Some folks are natural born storytellers. Whether holding down the end of the bar in a hole-in-the-wall dive, or sitting around a campfire under a star-filled sky, when they start telling a story, every person within earshot hushes and strains forward, hanging on every word. The really good ones, the best ones, can weave castles in the sky, can coax a laugh from your belly and tears from your eyes, with just a few well-chosen words.
Natural born storytellers are rare. Even more rare is when one of them is also an excellent writer. This may sound counterintuitive. Dave, you may be thinking, aren’t all writers natural born storytellers? Thing is, I don’t think so. There are many wonderful writers, authors at the top of their craft, who I suspect would not be able to hold the attention of a bar full of drunks. They have learned to write, to tell a story, but they are not natural born storytellers.
Joe R. Lansdale, I suspect, would have those drunks hanging on every word.
Radiant Apples, his newest novel, is a masterclass in storytelling. Lansdale writes compelling crime novels, horror, fantasy, westerns, and probably shopping lists. Radiant Apples is a western, set in the very early 1900s. The main character and narrator, Nat Love, is now a fifty-something African American porter on a Pullman train, but he’s led an exciting, colorful life. Known as Deadwood Dick in his younger years, his past exploits as a buffalo soldier, bounty hunter, and Marshal for Hanging Judge Parker have been recounted in dime novels (somehow without mentioning that he was black).
Nat is settled in his current, uneventful life, until the train he’s working on is robbed by the Radiant Apple gang, a relatively inept but violent and just plain mean group of miscreants. Due in part to his former life, Nat gets hired to bring the gang in. He and his old running buddy, Choctaw, hit the road in pursuit. They’re both older, out of practice, and maybe a little slower on the draw. Lansdale orchestrates the climax of the novel, a gun battle on the streets of a corrupt Oklahoma town, like a true maestro.
Through Nat’s words, Lansdale brings all the gun play and danger in the wild and wooly west to vivid, breathtaking life. Nat may be a might cantankerous, but he’s also got more than his share of hard-won wisdom. Lansdale captures Nat’s voice perfectly, and Choctaw’s as well. They’re both funny, inappropriate as hell, and full of piss and vinegar. They may be rode hard and put away wet, but they’re honorable men, which doesn’t mean they’re not willing to kill men in need of killing.

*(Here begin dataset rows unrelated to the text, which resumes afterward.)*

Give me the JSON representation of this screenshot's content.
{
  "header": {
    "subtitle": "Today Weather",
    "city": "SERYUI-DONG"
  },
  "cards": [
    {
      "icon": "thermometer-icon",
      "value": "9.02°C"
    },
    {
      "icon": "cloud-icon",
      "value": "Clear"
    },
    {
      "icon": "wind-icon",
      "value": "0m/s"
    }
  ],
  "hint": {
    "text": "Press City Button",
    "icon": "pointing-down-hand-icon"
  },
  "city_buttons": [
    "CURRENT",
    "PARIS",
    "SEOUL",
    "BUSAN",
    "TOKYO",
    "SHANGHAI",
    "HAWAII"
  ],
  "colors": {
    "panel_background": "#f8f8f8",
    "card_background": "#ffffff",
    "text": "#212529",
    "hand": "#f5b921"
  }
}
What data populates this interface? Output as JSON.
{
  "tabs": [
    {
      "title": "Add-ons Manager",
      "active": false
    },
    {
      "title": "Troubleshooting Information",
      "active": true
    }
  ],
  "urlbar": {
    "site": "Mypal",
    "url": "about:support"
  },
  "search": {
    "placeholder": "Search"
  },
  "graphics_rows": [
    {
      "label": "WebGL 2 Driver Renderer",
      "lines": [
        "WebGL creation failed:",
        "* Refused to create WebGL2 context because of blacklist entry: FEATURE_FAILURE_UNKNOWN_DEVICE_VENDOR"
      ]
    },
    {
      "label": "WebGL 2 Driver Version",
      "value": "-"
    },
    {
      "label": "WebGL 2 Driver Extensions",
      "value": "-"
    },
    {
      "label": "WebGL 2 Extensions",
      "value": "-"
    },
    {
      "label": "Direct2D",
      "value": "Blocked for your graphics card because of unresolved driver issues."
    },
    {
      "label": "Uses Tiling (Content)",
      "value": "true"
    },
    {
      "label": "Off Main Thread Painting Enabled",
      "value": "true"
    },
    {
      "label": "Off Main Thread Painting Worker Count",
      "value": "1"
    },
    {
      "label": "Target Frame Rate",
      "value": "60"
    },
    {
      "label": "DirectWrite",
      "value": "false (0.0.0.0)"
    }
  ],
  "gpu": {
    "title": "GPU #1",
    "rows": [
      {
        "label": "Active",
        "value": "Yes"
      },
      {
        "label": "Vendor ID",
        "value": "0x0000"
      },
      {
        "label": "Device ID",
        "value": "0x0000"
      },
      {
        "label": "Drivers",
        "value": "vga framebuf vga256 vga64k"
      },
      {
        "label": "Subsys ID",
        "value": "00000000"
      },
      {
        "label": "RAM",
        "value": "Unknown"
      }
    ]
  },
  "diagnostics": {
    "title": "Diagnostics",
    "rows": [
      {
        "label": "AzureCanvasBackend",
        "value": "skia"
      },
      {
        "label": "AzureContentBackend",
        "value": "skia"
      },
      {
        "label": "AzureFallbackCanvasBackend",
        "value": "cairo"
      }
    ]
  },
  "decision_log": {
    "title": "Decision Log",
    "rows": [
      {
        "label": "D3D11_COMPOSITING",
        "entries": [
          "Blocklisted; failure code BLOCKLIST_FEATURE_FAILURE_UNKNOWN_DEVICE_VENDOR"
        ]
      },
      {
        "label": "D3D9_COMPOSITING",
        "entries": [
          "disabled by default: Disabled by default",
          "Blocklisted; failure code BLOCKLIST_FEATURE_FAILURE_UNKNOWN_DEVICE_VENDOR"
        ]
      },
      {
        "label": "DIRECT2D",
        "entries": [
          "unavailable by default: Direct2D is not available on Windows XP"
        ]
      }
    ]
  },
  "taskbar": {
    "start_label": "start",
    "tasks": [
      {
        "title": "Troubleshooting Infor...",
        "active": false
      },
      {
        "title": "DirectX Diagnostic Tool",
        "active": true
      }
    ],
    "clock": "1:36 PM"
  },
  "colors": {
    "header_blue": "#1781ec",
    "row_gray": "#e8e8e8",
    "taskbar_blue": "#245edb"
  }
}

Because this is Lansdale, you know he’ll have some things to say about race. Nat is black and Choctaw is biracial, black and American Indian, and Lansdale doesn’t shy away from the indignities they’ve suffered. As always, he’s clear-eyed and matter of fact.
Radiant Apples is Lansdale at his best, spinning a thrilling yarn that will keep you enthralled from first page to last. It releases November 30th, but do yourself a favor and pre-order this one. It’s special.